Current

Past

YOKOTA TOKYO is pleased to present the exhibition “Kazuo Okazaki: Mono no Kioku (The Memory of Objects) — A Reconsideration.”

Rooted in his concept of the “Supplement” (hoi), the works of Kazuo Okazaki have been intimately intertwined with memory.

In his early childhood, Okazaki witnessed a series of scenes and objects—the sight of threshing brown rice by pounding it with an empty glass bottle, adults wielding bamboo spears, toy dolls, vacant lots, tabi socks, “black rain,” and the Japanese national flag (Hinomaru).

Among these wartime and immediate postwar scenes, the “things” that had lost their original function remained in his memory and eventually took shape as works of art. For Okazaki, the act of making was at once an act of perceiving—a sustained gaze that pierces beyond the visible and extends across time.

For an artist born in 1930, these scenes encountered in his boyhood may have been deeply connected with the foundation of the sculptural sensibility that would later unfold throughout his career.

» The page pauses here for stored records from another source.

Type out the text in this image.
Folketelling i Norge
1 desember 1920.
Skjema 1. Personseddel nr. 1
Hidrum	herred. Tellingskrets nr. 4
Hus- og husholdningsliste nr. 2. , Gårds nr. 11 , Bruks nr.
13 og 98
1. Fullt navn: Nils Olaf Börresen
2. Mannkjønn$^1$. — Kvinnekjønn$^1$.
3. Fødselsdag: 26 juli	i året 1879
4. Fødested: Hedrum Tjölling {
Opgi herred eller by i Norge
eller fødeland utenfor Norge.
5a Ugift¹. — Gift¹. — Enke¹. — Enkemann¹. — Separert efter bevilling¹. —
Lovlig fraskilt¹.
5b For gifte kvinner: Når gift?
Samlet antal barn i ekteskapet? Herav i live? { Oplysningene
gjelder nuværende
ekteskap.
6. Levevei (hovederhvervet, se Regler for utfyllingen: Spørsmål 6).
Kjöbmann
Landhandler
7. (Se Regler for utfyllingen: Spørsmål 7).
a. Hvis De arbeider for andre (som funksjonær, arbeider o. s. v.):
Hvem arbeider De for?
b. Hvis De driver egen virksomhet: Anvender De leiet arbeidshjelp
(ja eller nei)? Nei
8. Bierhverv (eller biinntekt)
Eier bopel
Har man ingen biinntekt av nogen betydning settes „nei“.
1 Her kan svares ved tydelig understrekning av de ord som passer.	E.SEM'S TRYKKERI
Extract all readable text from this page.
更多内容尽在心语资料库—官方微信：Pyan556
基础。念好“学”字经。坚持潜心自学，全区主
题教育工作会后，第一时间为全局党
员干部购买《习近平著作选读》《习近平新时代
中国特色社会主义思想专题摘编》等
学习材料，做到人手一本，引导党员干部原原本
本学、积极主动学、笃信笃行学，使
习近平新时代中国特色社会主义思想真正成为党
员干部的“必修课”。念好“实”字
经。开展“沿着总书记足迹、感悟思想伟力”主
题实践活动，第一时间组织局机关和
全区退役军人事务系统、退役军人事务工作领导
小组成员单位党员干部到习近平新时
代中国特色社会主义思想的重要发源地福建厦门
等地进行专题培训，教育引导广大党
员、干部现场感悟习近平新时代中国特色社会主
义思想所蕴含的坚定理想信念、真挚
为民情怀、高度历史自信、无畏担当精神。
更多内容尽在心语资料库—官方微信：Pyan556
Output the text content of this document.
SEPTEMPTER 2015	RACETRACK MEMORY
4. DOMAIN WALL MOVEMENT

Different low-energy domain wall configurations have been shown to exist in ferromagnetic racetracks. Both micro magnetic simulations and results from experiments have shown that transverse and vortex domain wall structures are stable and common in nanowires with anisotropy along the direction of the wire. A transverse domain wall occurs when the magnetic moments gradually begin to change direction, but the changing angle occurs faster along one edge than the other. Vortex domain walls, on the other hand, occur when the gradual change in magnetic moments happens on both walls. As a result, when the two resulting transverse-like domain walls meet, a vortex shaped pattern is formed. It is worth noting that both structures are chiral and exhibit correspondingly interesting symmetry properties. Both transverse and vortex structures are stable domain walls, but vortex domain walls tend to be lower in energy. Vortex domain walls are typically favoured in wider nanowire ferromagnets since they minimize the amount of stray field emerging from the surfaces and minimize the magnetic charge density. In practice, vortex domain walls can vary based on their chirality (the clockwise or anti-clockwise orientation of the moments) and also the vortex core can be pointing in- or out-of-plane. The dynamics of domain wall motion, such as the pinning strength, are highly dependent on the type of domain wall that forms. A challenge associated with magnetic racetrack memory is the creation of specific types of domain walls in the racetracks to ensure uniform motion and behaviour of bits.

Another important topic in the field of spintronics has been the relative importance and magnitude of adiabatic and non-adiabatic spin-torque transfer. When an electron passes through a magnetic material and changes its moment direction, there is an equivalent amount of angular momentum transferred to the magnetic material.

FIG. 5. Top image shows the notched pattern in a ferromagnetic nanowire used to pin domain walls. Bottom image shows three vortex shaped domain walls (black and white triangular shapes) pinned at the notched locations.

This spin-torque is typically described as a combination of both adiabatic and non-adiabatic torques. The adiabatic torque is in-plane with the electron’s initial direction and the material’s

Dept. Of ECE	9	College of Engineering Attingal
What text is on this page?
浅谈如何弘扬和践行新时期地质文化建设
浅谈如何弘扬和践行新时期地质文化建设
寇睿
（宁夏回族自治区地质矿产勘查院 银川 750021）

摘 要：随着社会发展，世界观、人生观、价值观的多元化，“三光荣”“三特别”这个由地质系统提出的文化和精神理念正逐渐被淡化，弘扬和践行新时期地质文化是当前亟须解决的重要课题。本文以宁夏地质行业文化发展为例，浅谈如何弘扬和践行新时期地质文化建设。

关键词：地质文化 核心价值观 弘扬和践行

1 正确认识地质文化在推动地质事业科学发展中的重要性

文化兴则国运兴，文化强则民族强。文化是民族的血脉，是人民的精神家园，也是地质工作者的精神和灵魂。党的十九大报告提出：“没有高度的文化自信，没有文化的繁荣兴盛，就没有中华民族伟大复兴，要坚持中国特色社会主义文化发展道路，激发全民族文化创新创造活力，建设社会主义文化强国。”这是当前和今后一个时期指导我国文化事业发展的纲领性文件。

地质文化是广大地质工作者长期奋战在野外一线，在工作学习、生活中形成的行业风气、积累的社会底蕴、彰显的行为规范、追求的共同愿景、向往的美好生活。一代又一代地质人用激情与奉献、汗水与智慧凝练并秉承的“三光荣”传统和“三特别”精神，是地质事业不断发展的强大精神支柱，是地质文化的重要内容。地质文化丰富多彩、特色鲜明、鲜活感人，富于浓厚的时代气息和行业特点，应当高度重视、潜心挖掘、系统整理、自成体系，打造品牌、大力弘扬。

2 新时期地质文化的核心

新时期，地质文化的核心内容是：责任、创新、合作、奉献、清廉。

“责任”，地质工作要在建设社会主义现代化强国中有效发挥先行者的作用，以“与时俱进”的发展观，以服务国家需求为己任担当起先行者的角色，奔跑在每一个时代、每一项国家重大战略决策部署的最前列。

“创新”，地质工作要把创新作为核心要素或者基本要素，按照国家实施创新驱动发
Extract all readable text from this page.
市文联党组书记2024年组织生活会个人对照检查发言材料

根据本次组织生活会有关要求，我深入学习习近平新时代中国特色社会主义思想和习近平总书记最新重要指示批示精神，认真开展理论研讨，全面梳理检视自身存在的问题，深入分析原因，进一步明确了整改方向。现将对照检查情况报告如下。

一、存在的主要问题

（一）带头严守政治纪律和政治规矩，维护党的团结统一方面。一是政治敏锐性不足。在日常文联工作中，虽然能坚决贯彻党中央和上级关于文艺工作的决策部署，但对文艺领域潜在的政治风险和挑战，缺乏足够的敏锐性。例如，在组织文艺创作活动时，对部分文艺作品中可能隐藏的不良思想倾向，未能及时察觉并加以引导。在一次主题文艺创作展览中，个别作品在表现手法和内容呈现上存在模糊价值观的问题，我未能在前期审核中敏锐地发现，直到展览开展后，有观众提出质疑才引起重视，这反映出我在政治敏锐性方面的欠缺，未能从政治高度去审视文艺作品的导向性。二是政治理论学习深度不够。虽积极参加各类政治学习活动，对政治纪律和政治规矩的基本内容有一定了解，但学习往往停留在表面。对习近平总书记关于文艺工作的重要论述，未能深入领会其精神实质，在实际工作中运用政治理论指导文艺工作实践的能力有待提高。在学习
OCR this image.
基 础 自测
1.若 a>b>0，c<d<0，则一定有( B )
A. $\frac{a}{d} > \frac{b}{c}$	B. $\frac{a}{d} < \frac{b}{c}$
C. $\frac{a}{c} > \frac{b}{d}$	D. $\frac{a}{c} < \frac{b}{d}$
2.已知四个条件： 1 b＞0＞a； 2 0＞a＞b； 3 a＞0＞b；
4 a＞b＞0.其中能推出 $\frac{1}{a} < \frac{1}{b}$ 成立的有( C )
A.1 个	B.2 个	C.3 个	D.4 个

For me, things of the past, things held in my memory, things internalized, and the things I have done are vital sources for art and catalysts for my work. History is a chain of “supplements.” In fact, it might be called a “supplement” in itself. […] I have always thought that it would be enough if I could complete my whole self by fulfilling a single way of thinking during my lifetime.

— From an interview conducted during his solo exhibition at The Museum of Modern Art, Kamakura & Hayama, in 2010.

In April 2000, our gallery presented Okazaki’s solo exhibition “Mono no Kioku” (The Memory of Objects). The present exhibition revisits that earlier moment and serves as a point of departure for reconsidering his body of work as a whole.

Through the works that imbued with memory, we hope that this exhibition will provide an occasion to encounter and to further engage with Okazaki’s thought.